Proponents of the legislation agree that “privacy by default” settings should become standard for all software used for electronic communications, while service providers must integrate strong encryption.

The text also tables a ban on so-called ‘cookie walls’, which block access to a website if the person does not agree to his or her data being used by the host site. And for those who do, their metadata should be treated as confidential and never passed on to third parties.

Parliament’s lead MEP on the directive Marju Lauristin (S&D, ET) said: “E-privacy can give a great competitive advantage to European companies and help them to create a real European model for digital economy, with high quality services, consumer trust and free choice,” Lauristin said.

The current directive on privacy in the electronic communication sector was last updated in 2009. And while the new proposals are intended to ensure the fundamental right to privacy and protection of personal data as enshrined in the EU treaties, the privacy by default legislation is not without its detractors.

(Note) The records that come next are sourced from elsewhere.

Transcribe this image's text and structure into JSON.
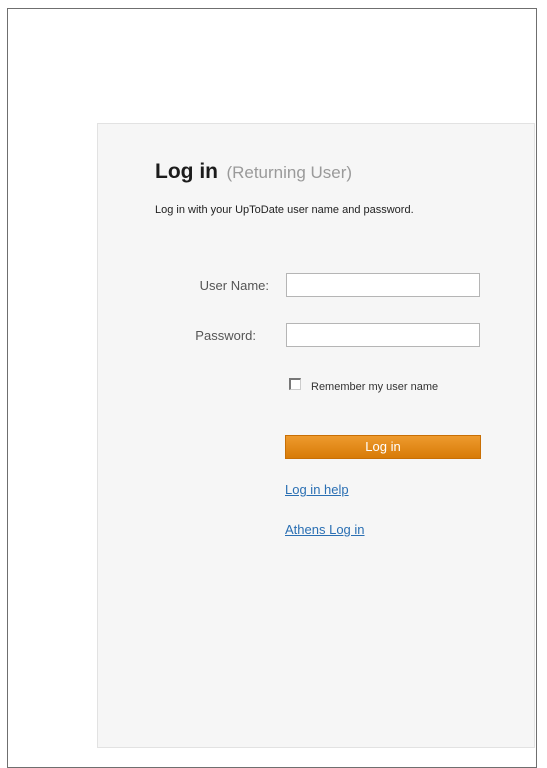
{
  "login": {
    "title": "Log in",
    "subtitle": "(Returning User)",
    "intro": "Log in with your UpToDate user name and password.",
    "username_label": "User Name:",
    "username_value": "",
    "password_label": "Password:",
    "password_value": "",
    "remember_label": "Remember my user name",
    "remember_checked": false,
    "submit_label": "Log in",
    "help_link": "Log in help",
    "athens_link": "Athens Log in"
  },
  "colors": {
    "button": "#e08a1a",
    "link": "#2a6fb3",
    "panel": "#f6f6f6"
  }
}
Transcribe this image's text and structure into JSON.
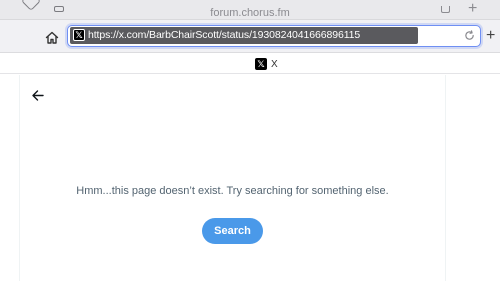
{
  "browser": {
    "tab_title_top": "forum.chorus.fm",
    "url": "https://x.com/BarbChairScott/status/1930824041666896115",
    "favicon_glyph": "𝕏",
    "active_tab": {
      "label": "X",
      "favicon_glyph": "𝕏"
    },
    "new_tab_glyph": "+",
    "colors": {
      "selection": "#5a5a5e",
      "focus_ring": "#6f8ff3"
    }
  },
  "page": {
    "error_message": "Hmm...this page doesn’t exist. Try searching for something else.",
    "search_button_label": "Search",
    "colors": {
      "accent": "#4a99e9",
      "muted_text": "#536471"
    }
  }
}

Twenty-four out of 56 MEPs voted against the ePrivacy bill, with many center-right politicians rejecting the proposals amid concerns it will restrict companies’ ability to process consumer data.

“The confidentiality of communications is a fundamental right of EU citizens, and there is no doubt that we need to protect it,” said Polish MEP Michał Boni.

“However, it is equally important to acknowledge that data processing, with respect for fundamental rights and necessary safeguards, is essential for digital innovation and for the business opportunities of European companies, which provide millions of jobs throughout the EU.

Others, however, argued the rules would give European technology group an advantage over their American counterparts by winning over consumer trust.

“Many European tech firms have already realized that they can be ahead of Silicon Valley in the future if they put a strong focus on confidentiality and data protection rules,” said German Green MEP Jan Philipp Albrecht.